Wednesday, March 20, 2013

My Head Does Not Fit The Hat

I read everything I can get my hands on by G.K. Chesterton.  In an essay, As I was Saying, he begins, "In all the current controversies, people begin at the wrong end as readily as at the right end; never stopping to consider which is really the end." In a world impressed with our ability to create and acquire our own high-tech “carts,” perhaps putting the cart before the horse comes very naturally. Many times, I, like other people, who I consider very thoughtful, can fail to think through the point of all our thinking. Chesterton continues, "One very common form of the blunder is to make modern conditions an absolute end and then try to fit human necessities to that end, as if they were only a means. Thus people say, 'Home life is not suited to the business life of today.' Which is as if they said, 'Heads are not suited to the sort of hats now in fashion.'" His observations are akin to the experiment of Solomon. Cutting a child in two to meet the demand of two mothers is hardly fixing what we might call the "Child Problem."

The reverse of the end and the means is hardly a modern problem, though some argue the trend is increasing. As C.S. Lewis observed many years ago, logic seems to be no longer valued as a subject in schools. Never having taken logic as a school subject, or even noticed its absence for that matter, I might agree the observation still rings with some truth. But any critique of illogic is perhaps startling when juxtaposed by how much I currently seem to value a constant surge of information. In the chorus of
incessant "infotainment," T.S. Eliot's lament from "The Rock" seems almost a voice of heresy:

Where is the Life we have lost in living?
Where is the wisdom we have lost in knowledge?
Where is the knowledge we have lost in information?
The cycles of Heaven in twenty centuries
Bring us farther from God and nearer to the Dust.

The inconsistency of information-dependence and logic-disinterest aside, the silent battle within my over-stimulated
ethos of options and information seems to become one against indifference. Weary from pleasure and choice, apathy becomes a major obstacle. I get to the point where I do not even remotely care whether the horse or the cart comes first.

In the book recounting the lineage of Israel’s Kings, Elijah went before a people who had grown indifferent to the differences between Baal and Yahweh. "How long will you waver between two opinions?" Elijah asked them. "'If the LORD is God, follow him; but if Baal is God, follow him.' But the people said nothing" (1 Kings 18:21).

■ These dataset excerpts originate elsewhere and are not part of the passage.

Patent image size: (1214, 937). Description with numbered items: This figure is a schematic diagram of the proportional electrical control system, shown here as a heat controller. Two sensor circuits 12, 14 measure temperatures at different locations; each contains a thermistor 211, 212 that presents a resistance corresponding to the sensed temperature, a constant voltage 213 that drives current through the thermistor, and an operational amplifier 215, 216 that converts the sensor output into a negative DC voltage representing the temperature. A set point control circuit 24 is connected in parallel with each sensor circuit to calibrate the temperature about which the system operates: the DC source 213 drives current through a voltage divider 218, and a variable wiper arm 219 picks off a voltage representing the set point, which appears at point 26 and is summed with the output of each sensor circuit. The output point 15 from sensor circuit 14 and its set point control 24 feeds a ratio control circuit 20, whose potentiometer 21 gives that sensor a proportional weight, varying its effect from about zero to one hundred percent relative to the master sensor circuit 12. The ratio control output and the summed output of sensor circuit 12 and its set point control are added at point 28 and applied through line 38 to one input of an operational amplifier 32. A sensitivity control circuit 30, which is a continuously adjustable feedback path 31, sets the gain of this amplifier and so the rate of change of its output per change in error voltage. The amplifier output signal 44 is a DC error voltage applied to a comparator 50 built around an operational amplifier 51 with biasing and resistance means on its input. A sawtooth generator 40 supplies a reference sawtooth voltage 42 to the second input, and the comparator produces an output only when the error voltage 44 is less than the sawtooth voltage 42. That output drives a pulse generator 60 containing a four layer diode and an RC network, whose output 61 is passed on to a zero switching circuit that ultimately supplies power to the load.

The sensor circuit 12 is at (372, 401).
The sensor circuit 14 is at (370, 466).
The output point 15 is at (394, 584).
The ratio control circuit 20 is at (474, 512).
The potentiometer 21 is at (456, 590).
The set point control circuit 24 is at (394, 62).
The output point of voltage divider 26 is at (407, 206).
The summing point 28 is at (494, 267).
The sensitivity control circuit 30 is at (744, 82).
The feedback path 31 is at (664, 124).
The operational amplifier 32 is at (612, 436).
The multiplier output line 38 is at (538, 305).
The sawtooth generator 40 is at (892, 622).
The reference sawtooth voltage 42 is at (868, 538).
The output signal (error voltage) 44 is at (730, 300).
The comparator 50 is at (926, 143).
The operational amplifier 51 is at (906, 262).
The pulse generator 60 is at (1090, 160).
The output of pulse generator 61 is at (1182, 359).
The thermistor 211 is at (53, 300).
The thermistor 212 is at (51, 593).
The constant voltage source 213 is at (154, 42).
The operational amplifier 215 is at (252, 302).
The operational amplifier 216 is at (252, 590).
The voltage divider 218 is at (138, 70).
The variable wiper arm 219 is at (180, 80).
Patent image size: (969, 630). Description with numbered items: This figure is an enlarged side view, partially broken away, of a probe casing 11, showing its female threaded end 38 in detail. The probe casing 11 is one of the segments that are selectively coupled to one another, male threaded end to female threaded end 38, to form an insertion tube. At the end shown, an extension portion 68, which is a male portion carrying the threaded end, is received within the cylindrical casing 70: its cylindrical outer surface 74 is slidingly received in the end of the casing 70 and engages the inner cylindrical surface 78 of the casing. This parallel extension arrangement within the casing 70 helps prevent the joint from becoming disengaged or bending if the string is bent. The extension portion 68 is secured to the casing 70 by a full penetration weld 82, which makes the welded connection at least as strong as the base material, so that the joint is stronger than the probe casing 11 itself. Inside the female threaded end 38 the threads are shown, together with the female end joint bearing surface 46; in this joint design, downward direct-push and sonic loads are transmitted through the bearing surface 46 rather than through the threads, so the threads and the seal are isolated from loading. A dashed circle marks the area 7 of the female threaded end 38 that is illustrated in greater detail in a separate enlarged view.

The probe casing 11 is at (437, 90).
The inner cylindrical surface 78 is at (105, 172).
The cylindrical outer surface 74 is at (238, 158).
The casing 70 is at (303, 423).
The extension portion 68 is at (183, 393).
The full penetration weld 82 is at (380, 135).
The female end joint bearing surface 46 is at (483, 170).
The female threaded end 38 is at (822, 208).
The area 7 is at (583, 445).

It seems to me that “cultural commentators” note among us a similar indifference. While there is an increasing interest in spirituality and a desire to locate deeper meaning in life and experience, I sometimes waver between the gods and goods that seem to offer answers. And while the need to pursue meaning is certainly a cultural insight I think I ought to cultivate, the danger is perhaps in allowing this desire to be the end in itself. Like the men and women before Elijah, my illogic is only compounded by my indifference. Should I attempt to fulfill my spiritual voids without first asking why they are there? Could not the desire itself exist because the God of creation, the beginning and the end, placed it within me? If the LORD is God, why would I not want to follow?

When Elijah asked the prophets of Baal to call him to reveal himself, the test of truth was not avoided, but the ultimate decision was still before the people. "Then they called on the name of Baal from morning till noon. 'O Baal, answer us!' they shouted. But there was no response; no one answered. No one paid attention" (1 Kings 18:26). In a loud voice Elijah then called out, "Answer me, O LORD, answer me, so these people will know that you, O LORD, are God, and that you are turning their hearts back again" (1 Kings 18:37). The fire of the LORD immediately fell upon the altar. And when the people saw this, they fell prostrate and cried, "The LORD—He is God! The LORD—He is God!"

In this season of Lent, I am convinced that a similar invitation looms large before me.  I am invited both to see anew my motivations and the reasons of my own heart. I am invited to examine the call of Christ to follow him to the Cross, wherever it might lead. At the end of that road, however tumultuous the means, I shall perhaps find that it was always Christ who carried me. If the LORD is God, why would I not want to follow?